Arquivo

Disputa de mão-de-obra barata pode ser prática comum na região

PJ da Guarda investiga suspeita de sequestro de dois homens numa quinta de Mata de Lobos

Existem «algumas indicações» de que o fenómeno da disputa de mão-de-obra barata entre proprietários de quintas possa ser uma prática em expansão na região da Beira Interior. Esta suspeita da Polícia Judiciária da Guarda foi reforçada pela investigação de um caso de alegado sequestro de dois homens numa propriedade da freguesia de Mata de Lobos, concelho de Figueira de Castelo Rodrigo. Contudo, as duas alegadas vítimas prestaram depoimentos contraditórios, havendo uma delas que já negou ter estado sequestrada.

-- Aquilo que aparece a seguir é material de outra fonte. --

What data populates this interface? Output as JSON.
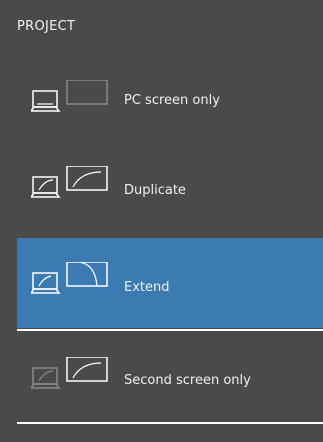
{
  "panel": {
    "title": "PROJECT",
    "options": [
      {
        "label": "PC screen only",
        "icon": "pc-screen-only-icon",
        "selected": false
      },
      {
        "label": "Duplicate",
        "icon": "duplicate-icon",
        "selected": false
      },
      {
        "label": "Extend",
        "icon": "extend-icon",
        "selected": true
      },
      {
        "label": "Second screen only",
        "icon": "second-screen-only-icon",
        "selected": false
      }
    ]
  },
  "colors": {
    "panel_bg": "#4a4a4a",
    "selected_bg": "#3b7bb2",
    "text": "#f0f0f0",
    "icon_stroke": "#ffffff",
    "icon_dim": "#8a8a8a"
  }
}
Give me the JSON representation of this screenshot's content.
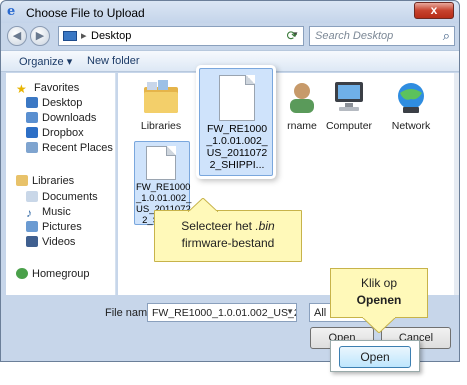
{
  "window": {
    "title": "Choose File to Upload",
    "close_glyph": "x"
  },
  "navbar": {
    "back_icon": "back-arrow-icon",
    "forward_icon": "forward-arrow-icon",
    "location": "Desktop",
    "search_placeholder": "Search Desktop"
  },
  "toolbar": {
    "organize": "Organize ▾",
    "new_folder": "New folder"
  },
  "navpane": {
    "favorites": "Favorites",
    "fav_items": [
      "Desktop",
      "Downloads",
      "Dropbox",
      "Recent Places"
    ],
    "libraries": "Libraries",
    "lib_items": [
      "Documents",
      "Music",
      "Pictures",
      "Videos"
    ],
    "homegroup": "Homegroup"
  },
  "content": {
    "items": [
      "Libraries",
      "rname",
      "Computer",
      "Network"
    ],
    "file_large": "FW_RE1000\n_1.0.01.002_\nUS_2011072\n2_SHIPPI...",
    "file_small": "FW_RE1000\n_1.0.01.002_\nUS_2011072\n2_SHIPPI"
  },
  "callouts": {
    "file_line1_a": "Selecteer het ",
    "file_line1_b": ".bin",
    "file_line2": "firmware-bestand",
    "open_line1": "Klik  op",
    "open_line2": "Openen"
  },
  "bottom": {
    "filename_label": "File name:",
    "filename_value": "FW_RE1000_1.0.01.002_US_2011072",
    "filter_value": "All F",
    "open_button": "Open",
    "cancel_button": "Cancel",
    "zoomed_open": "Open"
  }
}
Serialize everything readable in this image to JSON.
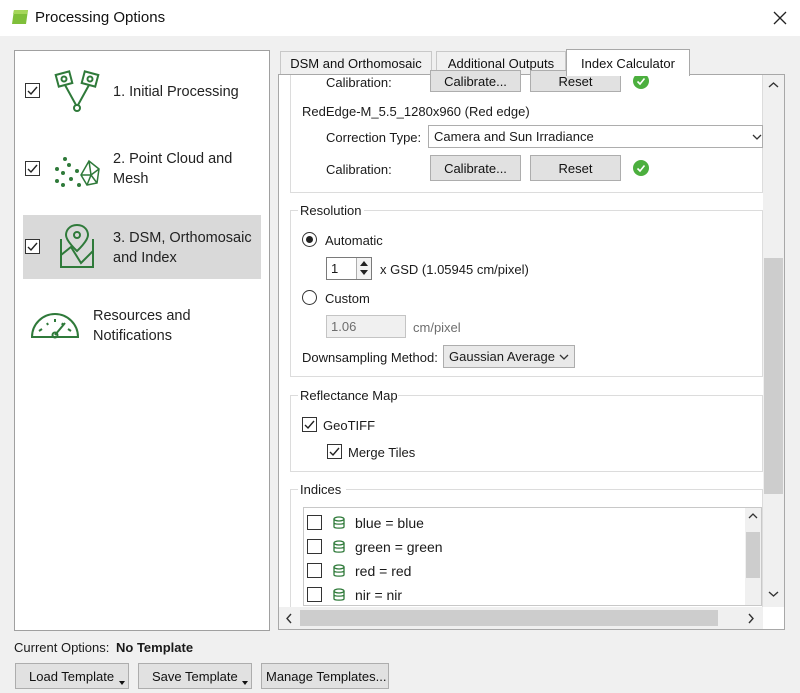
{
  "window": {
    "title": "Processing Options"
  },
  "nav": {
    "items": [
      {
        "label_line1": "1. Initial Processing",
        "label_line2": "",
        "checked": true
      },
      {
        "label_line1": "2. Point Cloud and",
        "label_line2": "Mesh",
        "checked": true
      },
      {
        "label_line1": "3. DSM, Orthomosaic",
        "label_line2": "and Index",
        "checked": true
      },
      {
        "label_line1": "Resources and",
        "label_line2": "Notifications"
      }
    ]
  },
  "tabs": [
    "DSM and Orthomosaic",
    "Additional Outputs",
    "Index Calculator"
  ],
  "radiometric": {
    "top_calibration_label": "Calibration:",
    "calibrate_label": "Calibrate...",
    "reset_label": "Reset",
    "band_name": "RedEdge-M_5.5_1280x960 (Red edge)",
    "correction_label": "Correction Type:",
    "correction_value": "Camera and Sun Irradiance",
    "calibration_label": "Calibration:"
  },
  "resolution": {
    "group_title": "Resolution",
    "automatic_label": "Automatic",
    "gsd_multiplier": "1",
    "gsd_text": "x GSD (1.05945 cm/pixel)",
    "custom_label": "Custom",
    "custom_value": "1.06",
    "custom_unit": "cm/pixel",
    "downsampling_label": "Downsampling Method:",
    "downsampling_value": "Gaussian Average"
  },
  "reflectance": {
    "group_title": "Reflectance Map",
    "geotiff_label": "GeoTIFF",
    "merge_label": "Merge Tiles"
  },
  "indices": {
    "group_title": "Indices",
    "items": [
      "blue = blue",
      "green = green",
      "red = red",
      "nir = nir"
    ]
  },
  "footer": {
    "current_options_label": "Current Options:",
    "current_options_value": "No Template",
    "load_label": "Load Template",
    "save_label": "Save Template",
    "manage_label": "Manage Templates..."
  },
  "colors": {
    "accent_green": "#2f7a3a",
    "ok_green": "#4caf3e"
  }
}
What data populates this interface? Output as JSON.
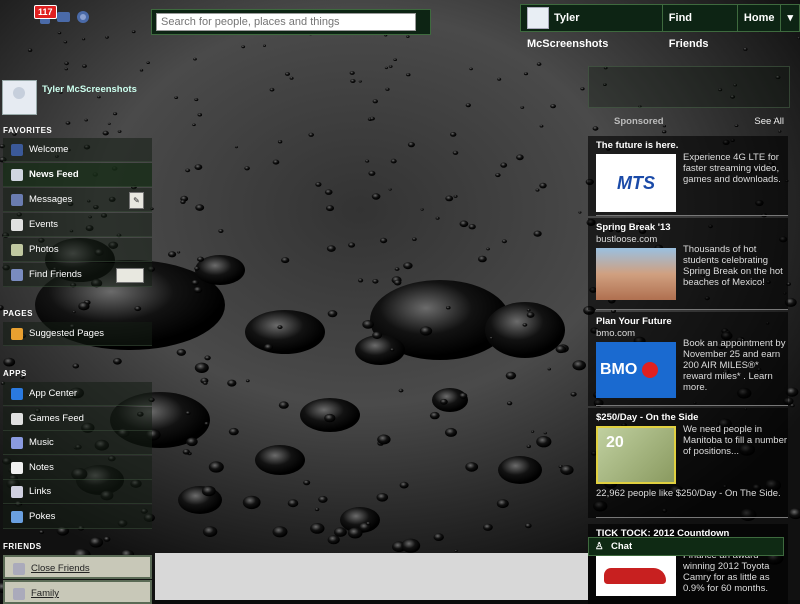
{
  "topbar": {
    "notifications_count": "117",
    "search_placeholder": "Search for people, places and things",
    "user_name": "Tyler McScreenshots",
    "find_friends": "Find Friends",
    "home": "Home",
    "menu_icon": "chevron-down-icon"
  },
  "profile": {
    "name": "Tyler McScreenshots"
  },
  "sections": {
    "favorites": "FAVORITES",
    "pages": "PAGES",
    "apps": "APPS",
    "friends": "FRIENDS"
  },
  "favorites": [
    {
      "label": "Welcome",
      "icon": "facebook-icon",
      "color": "#3b5998"
    },
    {
      "label": "News Feed",
      "icon": "news-feed-icon",
      "color": "#d0d6e0"
    },
    {
      "label": "Messages",
      "icon": "messages-icon",
      "color": "#6a7cb0"
    },
    {
      "label": "Events",
      "icon": "calendar-icon",
      "color": "#e0e0e0"
    },
    {
      "label": "Photos",
      "icon": "photos-icon",
      "color": "#c0c8a0"
    },
    {
      "label": "Find Friends",
      "icon": "find-friends-icon",
      "color": "#7a8cc0"
    }
  ],
  "pages": [
    {
      "label": "Suggested Pages",
      "icon": "pages-icon",
      "color": "#e8a030"
    }
  ],
  "apps": [
    {
      "label": "App Center",
      "icon": "app-center-icon",
      "color": "#2a7ae0"
    },
    {
      "label": "Games Feed",
      "icon": "games-icon",
      "color": "#e0e0e0"
    },
    {
      "label": "Music",
      "icon": "music-icon",
      "color": "#8a9ae0"
    },
    {
      "label": "Notes",
      "icon": "notes-icon",
      "color": "#f0f0f0"
    },
    {
      "label": "Links",
      "icon": "links-icon",
      "color": "#d0d0e0"
    },
    {
      "label": "Pokes",
      "icon": "pokes-icon",
      "color": "#6aa0e0"
    }
  ],
  "friends": [
    {
      "label": "Close Friends",
      "icon": "close-friends-icon"
    },
    {
      "label": "Family",
      "icon": "family-icon"
    }
  ],
  "sponsored": {
    "label": "Sponsored",
    "see_all": "See All"
  },
  "ads": [
    {
      "title": "The future is here.",
      "subtitle": "",
      "body": "Experience 4G LTE for faster streaming video, games and downloads.",
      "image": "MTS"
    },
    {
      "title": "Spring Break '13",
      "subtitle": "bustloose.com",
      "body": "Thousands of hot students celebrating Spring Break on the hot beaches of Mexico!",
      "image": "spring-break-photo"
    },
    {
      "title": "Plan Your Future",
      "subtitle": "bmo.com",
      "body": "Book an appointment by November 25 and earn 200 AIR MILES®* reward miles* . Learn more.",
      "image": "BMO"
    },
    {
      "title": "$250/Day - On the Side",
      "subtitle": "",
      "body": "We need people in Manitoba to fill a number of positions...",
      "likes": "22,962 people like $250/Day - On The Side.",
      "image": "20"
    },
    {
      "title": "TICK TOCK: 2012 Countdown",
      "subtitle": "",
      "body": "Finance an award-winning 2012 Toyota Camry for as little as 0.9% for 60 months.",
      "image": "car-photo"
    }
  ],
  "chat": {
    "label": "Chat"
  }
}
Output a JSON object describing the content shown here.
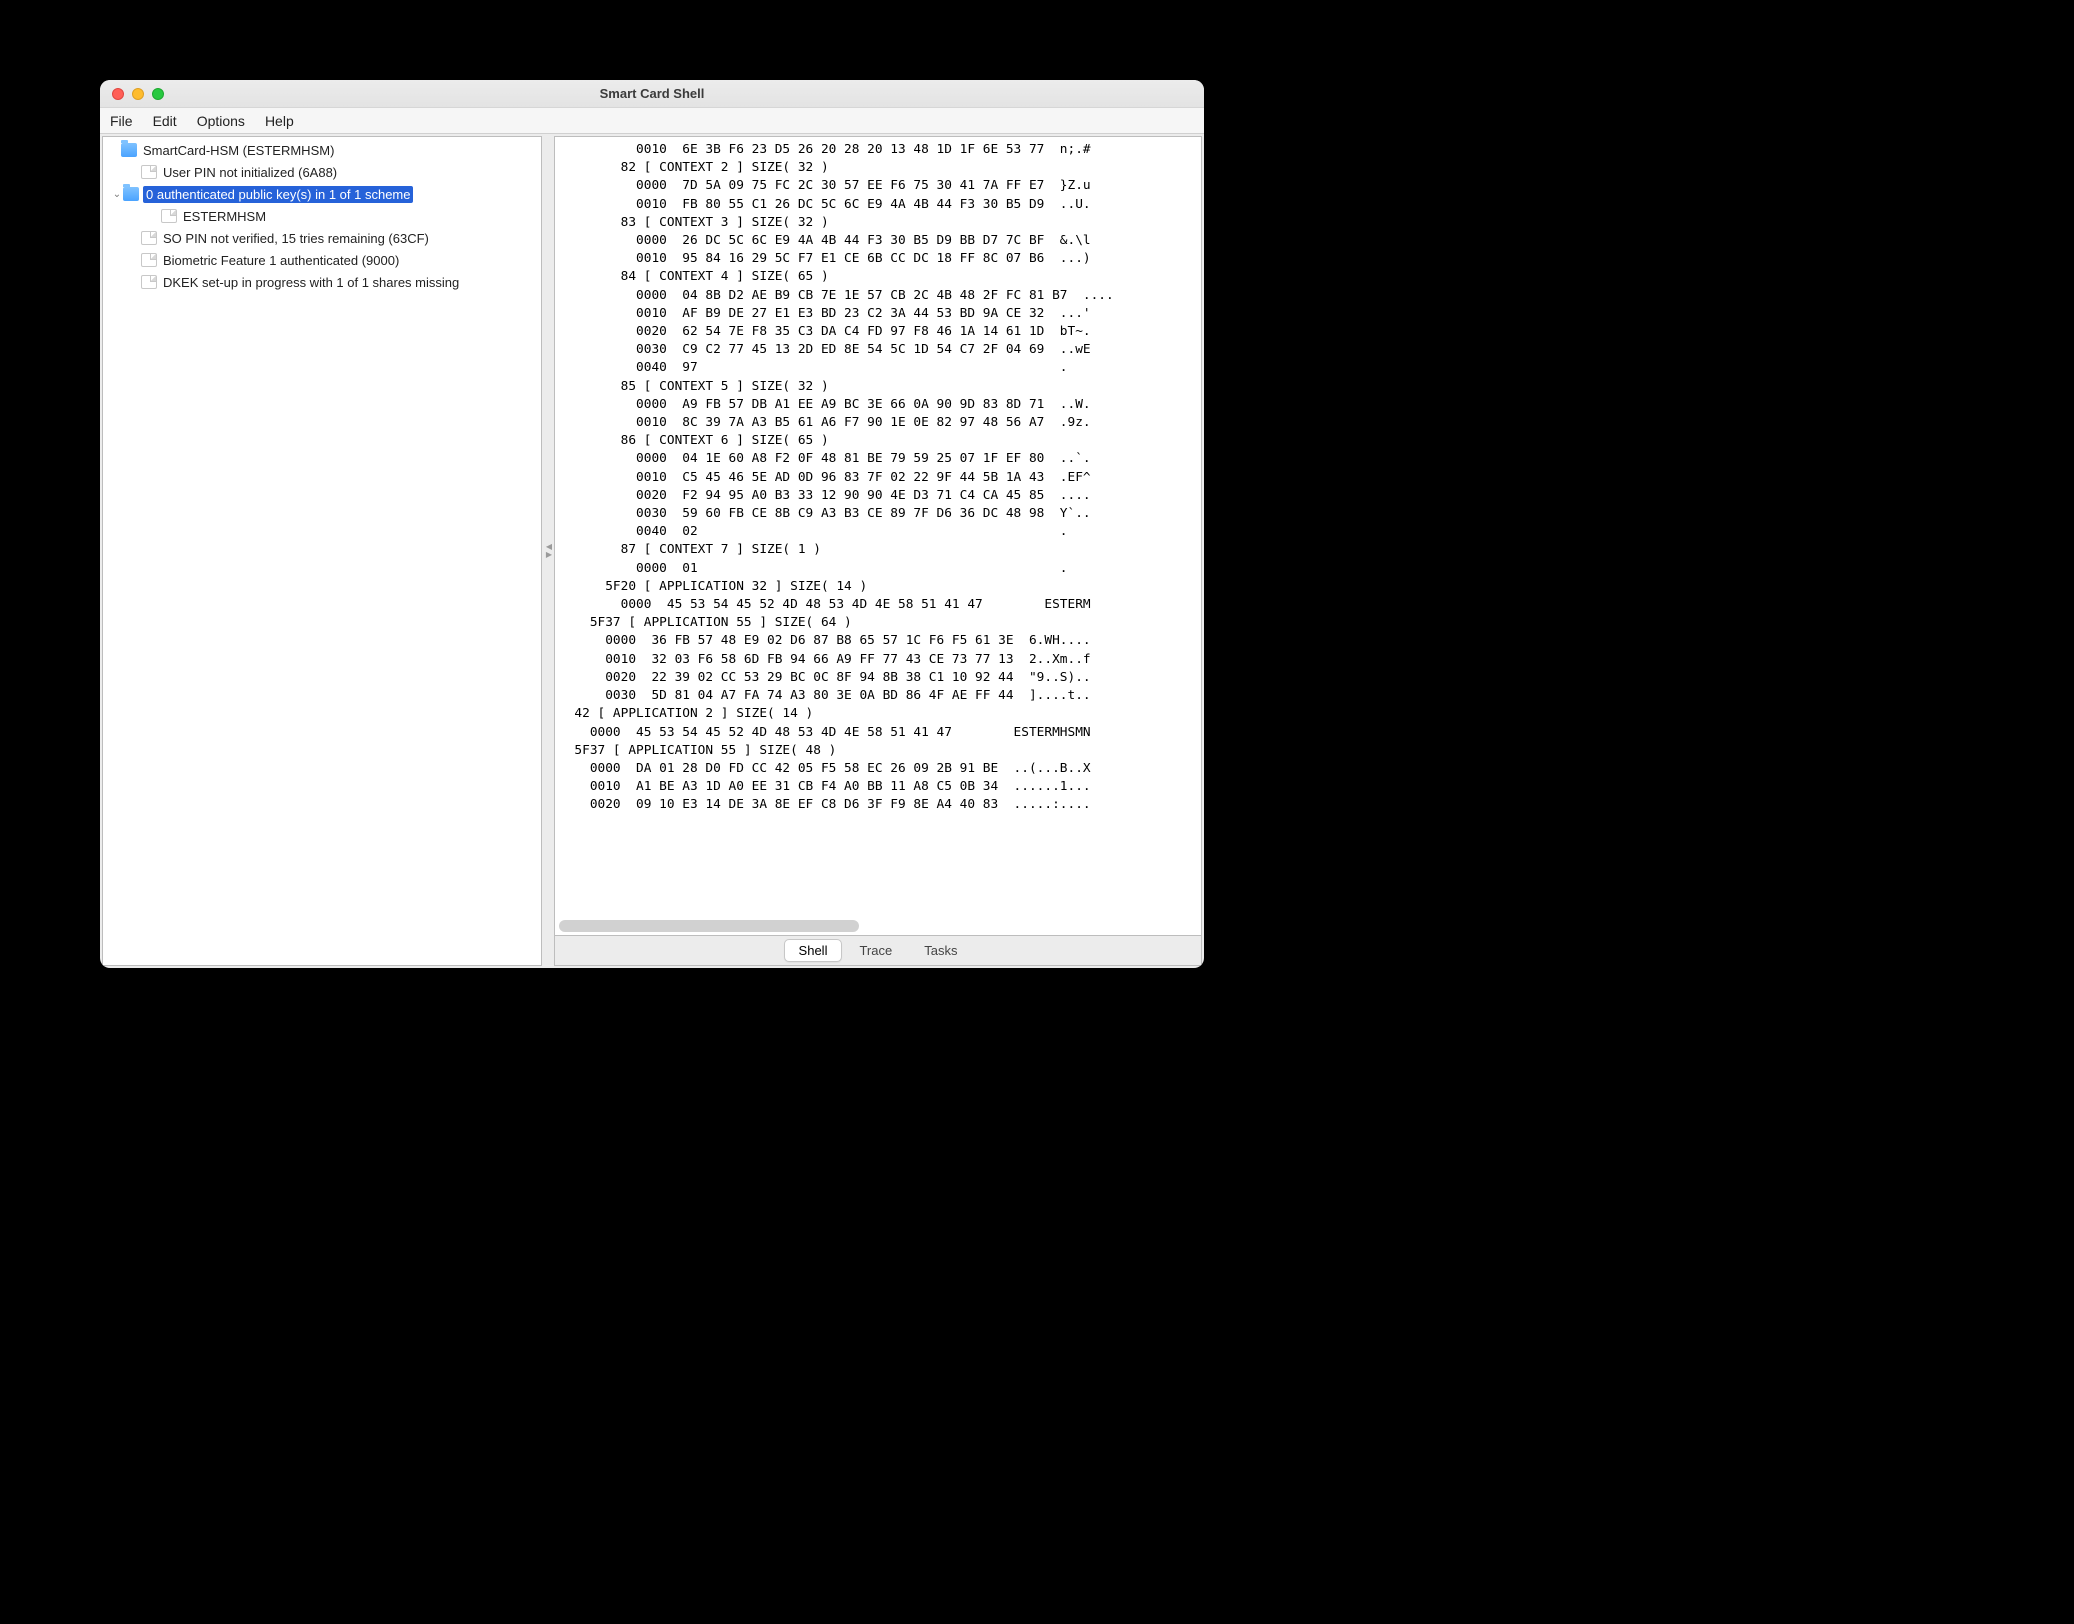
{
  "window": {
    "title": "Smart Card Shell"
  },
  "menu": {
    "items": [
      "File",
      "Edit",
      "Options",
      "Help"
    ]
  },
  "tree": {
    "root": {
      "label": "SmartCard-HSM (ESTERMHSM)",
      "children": [
        {
          "label": "User PIN not initialized (6A88)",
          "type": "file"
        },
        {
          "label": "0 authenticated public key(s) in 1 of 1 scheme",
          "type": "folder",
          "selected": true,
          "expanded": true,
          "children": [
            {
              "label": "ESTERMHSM",
              "type": "file"
            }
          ]
        },
        {
          "label": "SO PIN not verified, 15 tries remaining (63CF)",
          "type": "file"
        },
        {
          "label": "Biometric Feature 1 authenticated (9000)",
          "type": "file"
        },
        {
          "label": "DKEK set-up in progress with 1 of 1 shares missing",
          "type": "file"
        }
      ]
    }
  },
  "output_lines": [
    "          0010  6E 3B F6 23 D5 26 20 28 20 13 48 1D 1F 6E 53 77  n;.#",
    "        82 [ CONTEXT 2 ] SIZE( 32 )",
    "          0000  7D 5A 09 75 FC 2C 30 57 EE F6 75 30 41 7A FF E7  }Z.u",
    "          0010  FB 80 55 C1 26 DC 5C 6C E9 4A 4B 44 F3 30 B5 D9  ..U.",
    "        83 [ CONTEXT 3 ] SIZE( 32 )",
    "          0000  26 DC 5C 6C E9 4A 4B 44 F3 30 B5 D9 BB D7 7C BF  &.\\l",
    "          0010  95 84 16 29 5C F7 E1 CE 6B CC DC 18 FF 8C 07 B6  ...)",
    "        84 [ CONTEXT 4 ] SIZE( 65 )",
    "          0000  04 8B D2 AE B9 CB 7E 1E 57 CB 2C 4B 48 2F FC 81 B7  ....",
    "          0010  AF B9 DE 27 E1 E3 BD 23 C2 3A 44 53 BD 9A CE 32  ...'",
    "          0020  62 54 7E F8 35 C3 DA C4 FD 97 F8 46 1A 14 61 1D  bT~.",
    "          0030  C9 C2 77 45 13 2D ED 8E 54 5C 1D 54 C7 2F 04 69  ..wE",
    "          0040  97                                               .",
    "        85 [ CONTEXT 5 ] SIZE( 32 )",
    "          0000  A9 FB 57 DB A1 EE A9 BC 3E 66 0A 90 9D 83 8D 71  ..W.",
    "          0010  8C 39 7A A3 B5 61 A6 F7 90 1E 0E 82 97 48 56 A7  .9z.",
    "        86 [ CONTEXT 6 ] SIZE( 65 )",
    "          0000  04 1E 60 A8 F2 0F 48 81 BE 79 59 25 07 1F EF 80  ..`.",
    "          0010  C5 45 46 5E AD 0D 96 83 7F 02 22 9F 44 5B 1A 43  .EF^",
    "          0020  F2 94 95 A0 B3 33 12 90 90 4E D3 71 C4 CA 45 85  ....",
    "          0030  59 60 FB CE 8B C9 A3 B3 CE 89 7F D6 36 DC 48 98  Y`..",
    "          0040  02                                               .",
    "        87 [ CONTEXT 7 ] SIZE( 1 )",
    "          0000  01                                               .",
    "      5F20 [ APPLICATION 32 ] SIZE( 14 )",
    "        0000  45 53 54 45 52 4D 48 53 4D 4E 58 51 41 47        ESTERM",
    "    5F37 [ APPLICATION 55 ] SIZE( 64 )",
    "      0000  36 FB 57 48 E9 02 D6 87 B8 65 57 1C F6 F5 61 3E  6.WH....",
    "      0010  32 03 F6 58 6D FB 94 66 A9 FF 77 43 CE 73 77 13  2..Xm..f",
    "      0020  22 39 02 CC 53 29 BC 0C 8F 94 8B 38 C1 10 92 44  \"9..S)..",
    "      0030  5D 81 04 A7 FA 74 A3 80 3E 0A BD 86 4F AE FF 44  ]....t..",
    "  42 [ APPLICATION 2 ] SIZE( 14 )",
    "    0000  45 53 54 45 52 4D 48 53 4D 4E 58 51 41 47        ESTERMHSMN",
    "  5F37 [ APPLICATION 55 ] SIZE( 48 )",
    "    0000  DA 01 28 D0 FD CC 42 05 F5 58 EC 26 09 2B 91 BE  ..(...B..X",
    "    0010  A1 BE A3 1D A0 EE 31 CB F4 A0 BB 11 A8 C5 0B 34  ......1...",
    "    0020  09 10 E3 14 DE 3A 8E EF C8 D6 3F F9 8E A4 40 83  .....:...."
  ],
  "tabs": {
    "items": [
      "Shell",
      "Trace",
      "Tasks"
    ],
    "active": 0
  }
}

Na semana passada, um homem de 39 anos terá sido agredido, tendo recebido tratamento hospitalar no Centro de Saúde de Figueira de Castelo Rodrigo, depois de, alegadamente, ter estado sequestrado numa quinta em Mata de Lobos, pertencente a indivíduos de etnia cigana. O agredido terá sido levado à força de uma quinta no concelho de Vila Flor, distrito de Bragança, onde se encontrava a trabalhar na agricultura, para Mata de Lobos, onde terá estado sequestrado. O homem foi encontrado maltratado, devido pretensamente à agressão, pela GNR de Figueira de Castelo Rodrigo após denúncia de um residente local. O indivíduo terá mesmo falado da existência de uma segunda vítima. No entanto, as versões apresentadas pelos dois homens não coincidem. «O que a Polícia Judiciária pode confirmar é que há um inquérito sobre presumíveis sequestros de pessoas, mas é uma situação que ainda não está confirmada. Há algumas contradições, como já é do domínio público, nos depoimentos que foram feitos pelas vítimas», adianta Mário Bento, coordenador da PJ da Guarda. De resto, «há partes para ouvir que ainda não se disponibilizaram para prestar depoimentos, porque ainda não foi possível localizar essas pessoas», refere.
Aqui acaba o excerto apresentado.